France: Charlie Hebdo receives threat of 'imminent' attack after provocative cover depicting half-naked Muslims

Charlie Hebdo is a popular satirical magazine in FranceReuters

The satirical magazine Charlie Hebdo has reportedly received death threats warning of an "imminent" attack after it published a controversial cover depicting a Muslim man and woman running down a beach half naked.

The latest issue, published last Wednesday, shows on its front page a bearded man and a woman in a hijab with the caption: 'The reform of Islam: Muslims loosen up'.

The cover refers to the ban on 'burkini' swimsuits in Cannes on France's south coast following the lorry attack on Nice on 14 July. The town of Villeneuve-Loubet and a Corsican seaside resort have since also banned the Muslim beach dress.
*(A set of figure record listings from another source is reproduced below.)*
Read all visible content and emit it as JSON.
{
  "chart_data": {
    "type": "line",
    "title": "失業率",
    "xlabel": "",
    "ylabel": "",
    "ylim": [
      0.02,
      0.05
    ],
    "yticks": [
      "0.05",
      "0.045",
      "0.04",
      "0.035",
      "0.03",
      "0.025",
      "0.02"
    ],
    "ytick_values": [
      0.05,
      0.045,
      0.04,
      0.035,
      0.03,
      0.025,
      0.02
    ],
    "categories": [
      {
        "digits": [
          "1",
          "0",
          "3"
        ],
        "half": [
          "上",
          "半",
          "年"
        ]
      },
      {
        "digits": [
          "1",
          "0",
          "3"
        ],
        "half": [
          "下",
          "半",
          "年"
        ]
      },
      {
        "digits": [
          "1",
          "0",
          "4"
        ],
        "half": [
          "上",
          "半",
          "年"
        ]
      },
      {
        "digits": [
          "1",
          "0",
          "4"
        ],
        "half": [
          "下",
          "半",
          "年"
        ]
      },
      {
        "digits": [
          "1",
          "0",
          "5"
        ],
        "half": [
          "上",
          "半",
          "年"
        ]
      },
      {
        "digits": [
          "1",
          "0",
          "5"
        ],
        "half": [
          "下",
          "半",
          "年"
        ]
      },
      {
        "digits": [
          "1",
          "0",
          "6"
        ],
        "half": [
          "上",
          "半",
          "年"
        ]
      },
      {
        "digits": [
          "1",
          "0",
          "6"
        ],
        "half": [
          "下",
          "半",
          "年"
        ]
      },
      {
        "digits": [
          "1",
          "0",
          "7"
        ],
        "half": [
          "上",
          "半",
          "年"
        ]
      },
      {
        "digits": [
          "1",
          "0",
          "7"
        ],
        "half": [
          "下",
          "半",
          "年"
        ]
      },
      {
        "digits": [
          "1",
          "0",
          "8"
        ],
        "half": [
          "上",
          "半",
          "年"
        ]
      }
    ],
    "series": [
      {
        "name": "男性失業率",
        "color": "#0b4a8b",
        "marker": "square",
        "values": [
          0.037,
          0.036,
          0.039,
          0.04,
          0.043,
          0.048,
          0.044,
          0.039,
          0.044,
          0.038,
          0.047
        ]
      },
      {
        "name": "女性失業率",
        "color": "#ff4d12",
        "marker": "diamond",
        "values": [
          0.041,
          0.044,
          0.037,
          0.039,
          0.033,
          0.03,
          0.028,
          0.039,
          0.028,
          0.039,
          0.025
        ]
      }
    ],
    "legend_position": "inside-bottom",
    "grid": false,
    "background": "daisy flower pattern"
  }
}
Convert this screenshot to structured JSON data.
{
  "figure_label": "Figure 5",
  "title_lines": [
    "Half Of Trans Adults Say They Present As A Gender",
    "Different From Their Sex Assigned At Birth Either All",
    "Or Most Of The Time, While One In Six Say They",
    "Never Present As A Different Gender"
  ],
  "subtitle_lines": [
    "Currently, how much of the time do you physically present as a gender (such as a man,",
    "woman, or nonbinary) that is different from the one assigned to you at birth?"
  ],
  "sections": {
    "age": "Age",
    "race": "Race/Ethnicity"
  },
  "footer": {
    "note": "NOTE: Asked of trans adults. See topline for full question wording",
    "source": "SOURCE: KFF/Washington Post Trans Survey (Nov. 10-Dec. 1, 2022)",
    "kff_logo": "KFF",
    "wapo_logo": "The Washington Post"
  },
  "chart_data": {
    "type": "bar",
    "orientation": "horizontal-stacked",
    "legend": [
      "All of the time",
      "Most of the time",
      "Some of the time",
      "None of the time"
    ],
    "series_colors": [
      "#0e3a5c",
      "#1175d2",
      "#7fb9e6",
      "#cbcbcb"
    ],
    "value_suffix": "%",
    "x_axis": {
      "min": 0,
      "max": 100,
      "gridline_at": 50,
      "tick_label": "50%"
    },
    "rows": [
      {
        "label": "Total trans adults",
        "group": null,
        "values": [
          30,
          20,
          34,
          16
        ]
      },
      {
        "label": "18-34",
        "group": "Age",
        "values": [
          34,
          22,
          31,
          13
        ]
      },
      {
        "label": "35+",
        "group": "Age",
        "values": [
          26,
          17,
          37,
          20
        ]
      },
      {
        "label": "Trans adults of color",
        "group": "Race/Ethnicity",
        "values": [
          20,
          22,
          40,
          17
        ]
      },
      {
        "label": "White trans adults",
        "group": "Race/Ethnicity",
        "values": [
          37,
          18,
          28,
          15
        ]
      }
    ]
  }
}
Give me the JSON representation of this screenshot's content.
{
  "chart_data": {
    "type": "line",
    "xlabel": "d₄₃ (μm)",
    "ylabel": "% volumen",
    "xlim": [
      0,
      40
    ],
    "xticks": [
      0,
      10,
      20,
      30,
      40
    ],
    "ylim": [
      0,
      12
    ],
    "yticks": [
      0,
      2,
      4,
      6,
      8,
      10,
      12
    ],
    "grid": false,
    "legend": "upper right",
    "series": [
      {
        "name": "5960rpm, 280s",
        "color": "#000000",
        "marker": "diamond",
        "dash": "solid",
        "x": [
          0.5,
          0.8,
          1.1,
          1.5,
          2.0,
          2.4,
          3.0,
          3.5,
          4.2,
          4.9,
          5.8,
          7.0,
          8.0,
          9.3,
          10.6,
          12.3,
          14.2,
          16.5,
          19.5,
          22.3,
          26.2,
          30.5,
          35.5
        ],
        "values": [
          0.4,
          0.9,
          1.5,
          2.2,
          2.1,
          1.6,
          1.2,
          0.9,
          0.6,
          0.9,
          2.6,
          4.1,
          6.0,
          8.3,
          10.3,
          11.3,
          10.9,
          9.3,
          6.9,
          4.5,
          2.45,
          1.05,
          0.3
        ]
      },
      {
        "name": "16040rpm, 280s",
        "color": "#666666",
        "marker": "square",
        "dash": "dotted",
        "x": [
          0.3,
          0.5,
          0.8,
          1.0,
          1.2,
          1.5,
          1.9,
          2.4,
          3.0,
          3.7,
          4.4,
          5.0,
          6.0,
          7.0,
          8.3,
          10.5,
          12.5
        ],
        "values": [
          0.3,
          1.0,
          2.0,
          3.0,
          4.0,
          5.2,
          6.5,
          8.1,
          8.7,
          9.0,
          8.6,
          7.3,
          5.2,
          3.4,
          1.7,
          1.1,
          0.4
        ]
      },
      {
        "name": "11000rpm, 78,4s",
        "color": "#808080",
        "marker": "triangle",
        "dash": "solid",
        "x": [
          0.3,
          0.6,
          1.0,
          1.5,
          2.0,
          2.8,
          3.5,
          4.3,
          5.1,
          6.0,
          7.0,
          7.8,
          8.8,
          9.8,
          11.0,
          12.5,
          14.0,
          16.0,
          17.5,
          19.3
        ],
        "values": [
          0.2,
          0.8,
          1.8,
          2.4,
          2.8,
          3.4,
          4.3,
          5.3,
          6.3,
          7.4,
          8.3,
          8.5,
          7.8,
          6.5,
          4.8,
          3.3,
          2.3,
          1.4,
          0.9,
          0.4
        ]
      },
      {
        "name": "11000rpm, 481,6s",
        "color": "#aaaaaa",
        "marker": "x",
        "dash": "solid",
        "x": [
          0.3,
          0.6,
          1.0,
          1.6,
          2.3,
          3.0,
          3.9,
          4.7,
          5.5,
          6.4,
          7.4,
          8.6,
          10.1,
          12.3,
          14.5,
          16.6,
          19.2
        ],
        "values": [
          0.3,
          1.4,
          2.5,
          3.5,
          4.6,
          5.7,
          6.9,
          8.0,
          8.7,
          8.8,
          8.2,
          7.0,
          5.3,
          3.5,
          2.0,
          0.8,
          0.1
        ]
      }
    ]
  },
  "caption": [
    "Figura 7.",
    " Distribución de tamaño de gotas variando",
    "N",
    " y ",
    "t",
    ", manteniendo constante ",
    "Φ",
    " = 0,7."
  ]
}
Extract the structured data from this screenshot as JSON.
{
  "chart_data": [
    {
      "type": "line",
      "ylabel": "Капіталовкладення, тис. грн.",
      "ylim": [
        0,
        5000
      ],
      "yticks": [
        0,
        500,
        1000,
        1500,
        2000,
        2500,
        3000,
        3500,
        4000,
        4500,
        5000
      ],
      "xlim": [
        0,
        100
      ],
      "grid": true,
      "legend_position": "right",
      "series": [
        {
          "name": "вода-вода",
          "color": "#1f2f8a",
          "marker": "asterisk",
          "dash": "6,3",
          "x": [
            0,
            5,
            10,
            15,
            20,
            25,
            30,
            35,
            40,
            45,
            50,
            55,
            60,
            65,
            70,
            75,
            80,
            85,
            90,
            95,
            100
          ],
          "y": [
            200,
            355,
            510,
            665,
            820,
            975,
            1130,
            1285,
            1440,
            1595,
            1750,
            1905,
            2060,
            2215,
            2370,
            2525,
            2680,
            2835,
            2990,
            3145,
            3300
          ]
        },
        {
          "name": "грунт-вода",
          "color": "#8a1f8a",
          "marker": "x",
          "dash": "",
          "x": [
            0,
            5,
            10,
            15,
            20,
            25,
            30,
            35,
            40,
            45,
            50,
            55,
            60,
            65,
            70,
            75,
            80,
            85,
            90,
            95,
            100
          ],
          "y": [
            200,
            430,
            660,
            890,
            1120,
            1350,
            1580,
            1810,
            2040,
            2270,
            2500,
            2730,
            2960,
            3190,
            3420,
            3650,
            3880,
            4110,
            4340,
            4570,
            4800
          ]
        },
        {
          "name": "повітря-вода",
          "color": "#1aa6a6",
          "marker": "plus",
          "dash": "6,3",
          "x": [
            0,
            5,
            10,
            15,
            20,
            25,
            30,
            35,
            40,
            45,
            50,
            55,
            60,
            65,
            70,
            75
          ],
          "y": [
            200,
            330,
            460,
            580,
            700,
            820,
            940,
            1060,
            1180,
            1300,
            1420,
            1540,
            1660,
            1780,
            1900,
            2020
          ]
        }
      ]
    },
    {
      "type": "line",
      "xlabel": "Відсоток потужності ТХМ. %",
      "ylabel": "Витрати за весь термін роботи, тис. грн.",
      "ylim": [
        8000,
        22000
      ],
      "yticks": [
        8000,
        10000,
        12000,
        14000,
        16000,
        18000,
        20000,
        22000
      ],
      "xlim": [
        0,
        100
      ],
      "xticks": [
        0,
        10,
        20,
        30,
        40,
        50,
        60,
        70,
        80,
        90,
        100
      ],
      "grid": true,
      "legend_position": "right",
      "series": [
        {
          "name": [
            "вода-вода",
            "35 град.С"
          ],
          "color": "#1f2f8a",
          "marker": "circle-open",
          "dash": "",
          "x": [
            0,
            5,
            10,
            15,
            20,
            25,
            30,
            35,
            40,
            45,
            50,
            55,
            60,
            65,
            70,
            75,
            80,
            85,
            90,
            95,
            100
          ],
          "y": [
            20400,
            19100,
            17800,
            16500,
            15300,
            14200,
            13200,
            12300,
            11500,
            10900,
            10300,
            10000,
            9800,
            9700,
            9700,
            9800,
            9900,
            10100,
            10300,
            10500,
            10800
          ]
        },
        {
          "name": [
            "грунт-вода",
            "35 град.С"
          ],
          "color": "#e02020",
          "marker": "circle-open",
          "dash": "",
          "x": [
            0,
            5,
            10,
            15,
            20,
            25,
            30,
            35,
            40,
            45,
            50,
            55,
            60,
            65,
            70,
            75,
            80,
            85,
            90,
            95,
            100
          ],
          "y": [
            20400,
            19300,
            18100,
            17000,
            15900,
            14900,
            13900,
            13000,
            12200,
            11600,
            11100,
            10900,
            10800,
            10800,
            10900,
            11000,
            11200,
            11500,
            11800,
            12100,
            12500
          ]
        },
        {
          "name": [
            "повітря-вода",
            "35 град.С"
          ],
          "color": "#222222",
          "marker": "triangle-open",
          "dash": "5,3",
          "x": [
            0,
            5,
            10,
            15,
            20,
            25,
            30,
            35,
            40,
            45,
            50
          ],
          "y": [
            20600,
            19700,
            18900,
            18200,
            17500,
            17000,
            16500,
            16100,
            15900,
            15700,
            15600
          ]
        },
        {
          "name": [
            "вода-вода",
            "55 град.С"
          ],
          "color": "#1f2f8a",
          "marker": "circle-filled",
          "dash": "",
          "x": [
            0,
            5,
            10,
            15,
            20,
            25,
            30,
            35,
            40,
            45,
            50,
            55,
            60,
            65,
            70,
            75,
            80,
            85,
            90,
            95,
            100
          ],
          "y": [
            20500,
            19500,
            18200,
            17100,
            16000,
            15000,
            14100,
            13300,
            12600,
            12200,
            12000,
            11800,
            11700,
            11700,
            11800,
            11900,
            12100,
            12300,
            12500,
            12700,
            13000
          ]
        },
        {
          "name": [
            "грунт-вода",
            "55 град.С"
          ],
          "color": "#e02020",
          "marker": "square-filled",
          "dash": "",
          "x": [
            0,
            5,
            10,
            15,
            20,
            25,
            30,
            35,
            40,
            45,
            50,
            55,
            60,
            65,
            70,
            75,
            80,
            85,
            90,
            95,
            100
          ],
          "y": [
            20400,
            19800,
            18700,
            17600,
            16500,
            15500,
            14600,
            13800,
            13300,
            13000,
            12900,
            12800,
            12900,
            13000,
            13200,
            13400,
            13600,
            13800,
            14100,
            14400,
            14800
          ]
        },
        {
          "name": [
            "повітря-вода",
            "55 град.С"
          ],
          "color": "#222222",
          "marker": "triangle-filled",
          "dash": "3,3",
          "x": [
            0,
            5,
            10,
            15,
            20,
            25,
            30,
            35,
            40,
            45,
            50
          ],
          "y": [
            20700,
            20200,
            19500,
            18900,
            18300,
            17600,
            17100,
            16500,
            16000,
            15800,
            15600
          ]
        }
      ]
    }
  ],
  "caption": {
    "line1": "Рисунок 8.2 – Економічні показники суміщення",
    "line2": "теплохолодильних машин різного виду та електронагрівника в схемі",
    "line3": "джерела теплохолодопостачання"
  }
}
Charlie Hebdo was targeted by Islamist gunmen on 7 January 2015, when 12 people were shot dead in its newsroom. Al Qaida in the Arabian Peninsula claimed responsibility for the attack, saying that it was in revenge for the paper's depiction of the Prophet Mohammed.

Le Parisien reported that the magazine has now received a further death threat via its Facebook page.

The Paris prosecutor's office has reportedly begun an investigation into the threat. A spokeswoman for the office, Agnes Thibault-Lecuivre, said that the investigation for "written death threats" follows around a dozen postings in July and August on the paper's Facebook page.

A separate investigation was carried out in June for similar threats.

The Socialist mayor Ange-Pierre Vivoni of Sisco, on the French Mediterranean island of Corsica, told BFM Television the burkini was not acceptable in his town, following the ban in Cannes and Villeneuve-Loubet. "People here feel provoked by things like that," he said.

Vivoni said that he was not targeting Muslims generally but instead wanted to get rid of Islamist fundamentalists on the island. "These people have no business here," he said.

The latest ban follows a scuffle on the Sisco beach on Saturday night. Vivoni denied reports that the row had been sparked by a tourist taking pictures of Muslim women bathing in a burkini.

"The brawl was not due to a burkini," he said. "Young Corsicans were defending tourists who were peacefully taking pictures of the landscape."

He added: "The population of Sisco lives in permanent fear. There are many provocateurs here ...We are living on a powder keg."